Flanagan has a lovely way with the audience, his amiable manner garnering no shortage of volunteers for the various fun bits of interaction, and a near constant rumble of chuckles that frequently breaks out into raucous applause.
A few impressive acrobatic tricks punctuate the performance but the main draw here is classic clowning with a silent movie vibe, including an inspired nod to one of Buster Keaton’s most famous stunts.
The only bit that strikes a bum note is when Flanagan romances a woman from the crowd, forced to recreate the plot of the film he’s failed to screen because the projector is belching smoke and the screen is lying in tatters on the floor. It’s all very mild-mannered but demanding physical affection from an unwilling participant feels like the wrong message to be giving young audiences, even in jest.
The other problem with this section is that it’s anticlimactic after the wonderful chaos of the preceding 40 minutes, slowing the action right down when Flanagan would do better to build to a glorious finish.
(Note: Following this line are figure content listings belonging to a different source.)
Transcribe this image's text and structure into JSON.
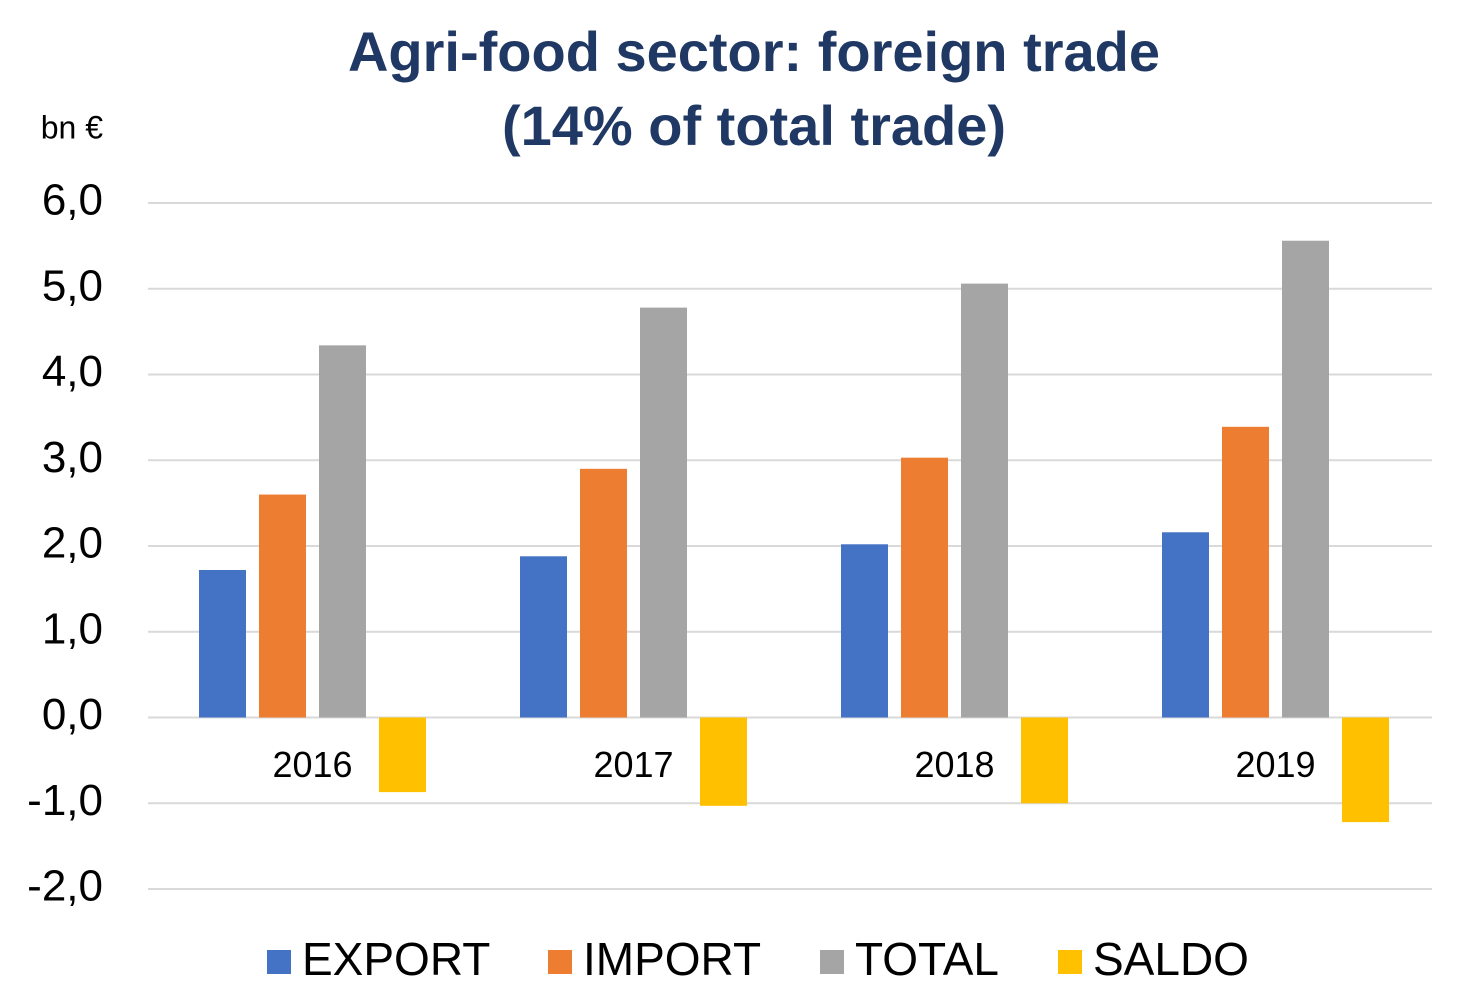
{
  "chart_data": {
    "type": "bar",
    "title": "Agri-food sector: foreign trade",
    "subtitle": "(14% of total trade)",
    "y_label": "bn €",
    "categories": [
      "2016",
      "2017",
      "2018",
      "2019"
    ],
    "series": [
      {
        "name": "EXPORT",
        "color": "#4472c4",
        "values": [
          1.72,
          1.88,
          2.02,
          2.16
        ]
      },
      {
        "name": "IMPORT",
        "color": "#ed7d31",
        "values": [
          2.6,
          2.9,
          3.03,
          3.39
        ]
      },
      {
        "name": "TOTAL",
        "color": "#a5a5a5",
        "values": [
          4.34,
          4.78,
          5.06,
          5.56
        ]
      },
      {
        "name": "SALDO",
        "color": "#ffc000",
        "values": [
          -0.87,
          -1.03,
          -1.0,
          -1.22
        ]
      }
    ],
    "ylim": [
      -2,
      6
    ],
    "yticks": [
      {
        "value": -2,
        "label": "-2,0"
      },
      {
        "value": -1,
        "label": "-1,0"
      },
      {
        "value": 0,
        "label": "0,0"
      },
      {
        "value": 1,
        "label": "1,0"
      },
      {
        "value": 2,
        "label": "2,0"
      },
      {
        "value": 3,
        "label": "3,0"
      },
      {
        "value": 4,
        "label": "4,0"
      },
      {
        "value": 5,
        "label": "5,0"
      },
      {
        "value": 6,
        "label": "6,0"
      }
    ],
    "grid": true,
    "legend": "bottom"
  }
}
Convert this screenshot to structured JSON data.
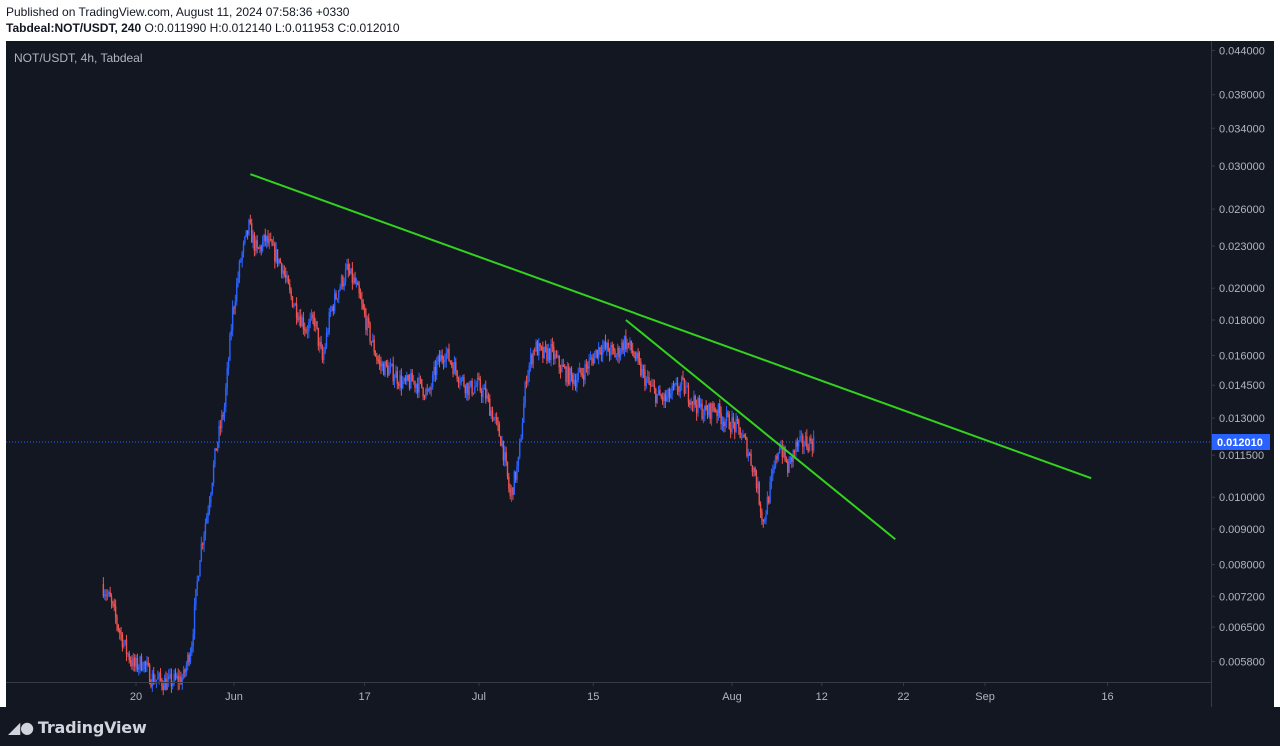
{
  "header": {
    "published": "Published on TradingView.com, August 11, 2024 07:58:36 +0330",
    "symbol_line": "Tabdeal:NOT/USDT, 240",
    "ohlc": "O:0.011990 H:0.012140 L:0.011953 C:0.012010"
  },
  "footer": {
    "brand": "TradingView",
    "logo_icon": "tradingview-logo-icon"
  },
  "colors": {
    "background": "#131722",
    "up": "#2962ff",
    "down": "#ef5350",
    "trendline": "#32d21e",
    "price_line": "#2962ff",
    "axis_text": "#b2b5be"
  },
  "chart_data": {
    "type": "candlestick",
    "symbol_label": "NOT/USDT, 4h, Tabdeal",
    "price_scale": "log",
    "y_ticks": [
      0.044,
      0.038,
      0.034,
      0.03,
      0.026,
      0.023,
      0.02,
      0.018,
      0.016,
      0.0145,
      0.013,
      0.0115,
      0.01,
      0.009,
      0.008,
      0.0072,
      0.0065,
      0.0058
    ],
    "y_tick_labels": [
      "0.044000",
      "0.038000",
      "0.034000",
      "0.030000",
      "0.026000",
      "0.023000",
      "0.020000",
      "0.018000",
      "0.016000",
      "0.014500",
      "0.013000",
      "0.011500",
      "0.010000",
      "0.009000",
      "0.008000",
      "0.007200",
      "0.006500",
      "0.005800"
    ],
    "x_ticks": [
      {
        "date": "2024-05-20",
        "label": "20"
      },
      {
        "date": "2024-06-01",
        "label": "Jun"
      },
      {
        "date": "2024-06-17",
        "label": "17"
      },
      {
        "date": "2024-07-01",
        "label": "Jul"
      },
      {
        "date": "2024-07-15",
        "label": "15"
      },
      {
        "date": "2024-08-01",
        "label": "Aug"
      },
      {
        "date": "2024-08-12",
        "label": "12"
      },
      {
        "date": "2024-08-22",
        "label": "22"
      },
      {
        "date": "2024-09-01",
        "label": "Sep"
      },
      {
        "date": "2024-09-16",
        "label": "16"
      }
    ],
    "last_price": 0.01201,
    "last_price_label": "0.012010",
    "path": [
      [
        "2024-05-16",
        0.0075
      ],
      [
        "2024-05-17",
        0.0071
      ],
      [
        "2024-05-18",
        0.0065
      ],
      [
        "2024-05-19",
        0.006
      ],
      [
        "2024-05-20",
        0.0057
      ],
      [
        "2024-05-21",
        0.0058
      ],
      [
        "2024-05-22",
        0.0055
      ],
      [
        "2024-05-24",
        0.0054
      ],
      [
        "2024-05-26",
        0.0055
      ],
      [
        "2024-05-27",
        0.0062
      ],
      [
        "2024-05-28",
        0.0083
      ],
      [
        "2024-05-29",
        0.0097
      ],
      [
        "2024-05-30",
        0.0118
      ],
      [
        "2024-05-31",
        0.0135
      ],
      [
        "2024-06-01",
        0.0185
      ],
      [
        "2024-06-02",
        0.022
      ],
      [
        "2024-06-03",
        0.0245
      ],
      [
        "2024-06-04",
        0.0225
      ],
      [
        "2024-06-05",
        0.0235
      ],
      [
        "2024-06-06",
        0.0226
      ],
      [
        "2024-06-07",
        0.0216
      ],
      [
        "2024-06-08",
        0.0196
      ],
      [
        "2024-06-09",
        0.0185
      ],
      [
        "2024-06-10",
        0.0175
      ],
      [
        "2024-06-11",
        0.018
      ],
      [
        "2024-06-12",
        0.0157
      ],
      [
        "2024-06-13",
        0.0185
      ],
      [
        "2024-06-14",
        0.02
      ],
      [
        "2024-06-15",
        0.0212
      ],
      [
        "2024-06-16",
        0.0203
      ],
      [
        "2024-06-17",
        0.0185
      ],
      [
        "2024-06-18",
        0.0168
      ],
      [
        "2024-06-19",
        0.0155
      ],
      [
        "2024-06-20",
        0.0153
      ],
      [
        "2024-06-21",
        0.015
      ],
      [
        "2024-06-22",
        0.0145
      ],
      [
        "2024-06-23",
        0.0147
      ],
      [
        "2024-06-24",
        0.0145
      ],
      [
        "2024-06-25",
        0.014
      ],
      [
        "2024-06-26",
        0.0155
      ],
      [
        "2024-06-27",
        0.0162
      ],
      [
        "2024-06-28",
        0.0155
      ],
      [
        "2024-06-29",
        0.0148
      ],
      [
        "2024-06-30",
        0.0143
      ],
      [
        "2024-07-01",
        0.0145
      ],
      [
        "2024-07-02",
        0.014
      ],
      [
        "2024-07-03",
        0.013
      ],
      [
        "2024-07-04",
        0.012
      ],
      [
        "2024-07-05",
        0.01
      ],
      [
        "2024-07-06",
        0.0112
      ],
      [
        "2024-07-07",
        0.015
      ],
      [
        "2024-07-08",
        0.0165
      ],
      [
        "2024-07-09",
        0.016
      ],
      [
        "2024-07-10",
        0.0162
      ],
      [
        "2024-07-11",
        0.0155
      ],
      [
        "2024-07-12",
        0.015
      ],
      [
        "2024-07-13",
        0.0148
      ],
      [
        "2024-07-14",
        0.0152
      ],
      [
        "2024-07-15",
        0.0158
      ],
      [
        "2024-07-16",
        0.0165
      ],
      [
        "2024-07-17",
        0.0163
      ],
      [
        "2024-07-18",
        0.016
      ],
      [
        "2024-07-19",
        0.0168
      ],
      [
        "2024-07-20",
        0.0162
      ],
      [
        "2024-07-21",
        0.0152
      ],
      [
        "2024-07-22",
        0.0145
      ],
      [
        "2024-07-23",
        0.014
      ],
      [
        "2024-07-24",
        0.0138
      ],
      [
        "2024-07-25",
        0.0142
      ],
      [
        "2024-07-26",
        0.0145
      ],
      [
        "2024-07-27",
        0.014
      ],
      [
        "2024-07-28",
        0.0135
      ],
      [
        "2024-07-29",
        0.0132
      ],
      [
        "2024-07-30",
        0.0135
      ],
      [
        "2024-07-31",
        0.013
      ],
      [
        "2024-08-01",
        0.0128
      ],
      [
        "2024-08-02",
        0.0125
      ],
      [
        "2024-08-03",
        0.0118
      ],
      [
        "2024-08-04",
        0.0108
      ],
      [
        "2024-08-05",
        0.0092
      ],
      [
        "2024-08-06",
        0.0105
      ],
      [
        "2024-08-07",
        0.012
      ],
      [
        "2024-08-08",
        0.011
      ],
      [
        "2024-08-09",
        0.0118
      ],
      [
        "2024-08-10",
        0.012
      ],
      [
        "2024-08-11",
        0.01201
      ]
    ],
    "trendlines": [
      {
        "start": [
          "2024-06-03",
          0.0292
        ],
        "end": [
          "2024-09-14",
          0.01065
        ]
      },
      {
        "start": [
          "2024-07-19",
          0.018
        ],
        "end": [
          "2024-08-21",
          0.0087
        ]
      }
    ]
  }
}
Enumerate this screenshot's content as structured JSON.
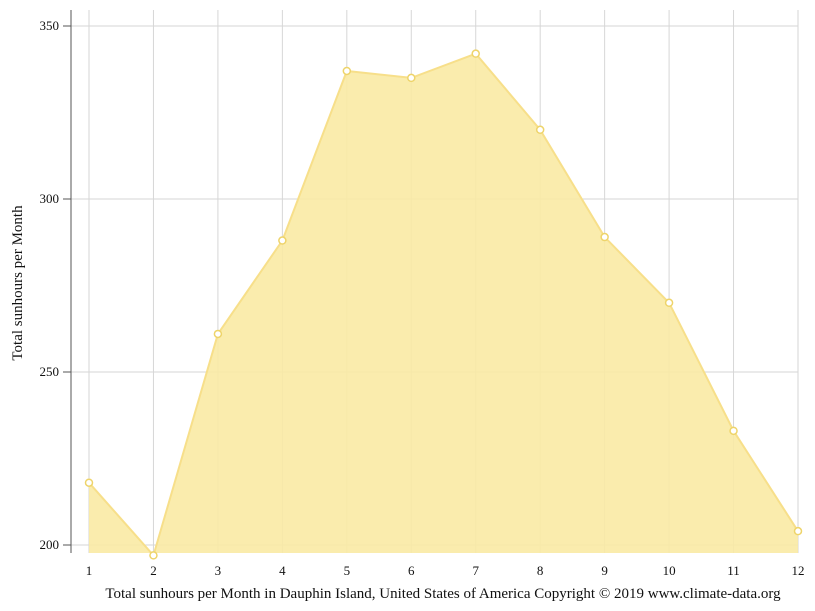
{
  "chart_data": {
    "type": "area",
    "x": [
      1,
      2,
      3,
      4,
      5,
      6,
      7,
      8,
      9,
      10,
      11,
      12
    ],
    "values": [
      218,
      197,
      261,
      288,
      337,
      335,
      342,
      320,
      289,
      270,
      233,
      204
    ],
    "ylabel": "Total sunhours per Month",
    "xlabel": "Total sunhours per Month in Dauphin Island, United States of America Copyright © 2019 www.climate-data.org",
    "ylim": [
      197,
      355
    ],
    "yticks": [
      200,
      250,
      300,
      350
    ],
    "grid": true,
    "colors": {
      "fill": "#f9eaa4",
      "line": "#f7df8a",
      "marker_fill": "#ffffff",
      "marker_stroke": "#eed46a",
      "grid": "#d6d6d6",
      "axis": "#555555"
    }
  }
}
Some aspects of clowning tradition are better left in the past.
Shhh… The Elves Are Very Shy by Ipdip Theatre
Playing at Royal Botanic Garden Edinburgh – John Hope Gateway until 26 Aug, times vary
Scottish early years theatre company Ipdip are back at the Royal Botanic Garden Edinburgh with another gently interactive show for the youngest audiences. This year they’re performing inside the visitors’ centre rather than in the gardens themselves which, while a sensible move given the unpredictably of Edinburgh’s weather, loses some of the uniqueness of their previous offerings.
Shhh… The Elves Are Very Shy takes the form of a lesson in “elfology” from mild-mannered “elfologist” Dr Faye Greenwood, the aim being to put Greenwood’s titular tiny friends sufficiently at their ease so they’ll come out and play. Writer and performer Charlotte Allan is approachable and engaging as Dr Greenwood, making sure that every young audience member feels included as she cooks up sweet-smelling bubbles to tempt the elves out of their hiding place, leads some music making and supervises a stickering session. The little poems that act as introductions to each of these sections, however, are overly twee and not always clearly articulated.
The kids are having fun during all this sensory shenanigans but the show’s pièce de résistance is the eventual appearance of the elves themselves via a clever bit of video in a box made by Paul Kozinski. It’s such an effective trick that my toddler spends the walk back to the bus stop through the gardens genuinely hunting for Greenwood’s little buddies. We don’t find them – I want my money back.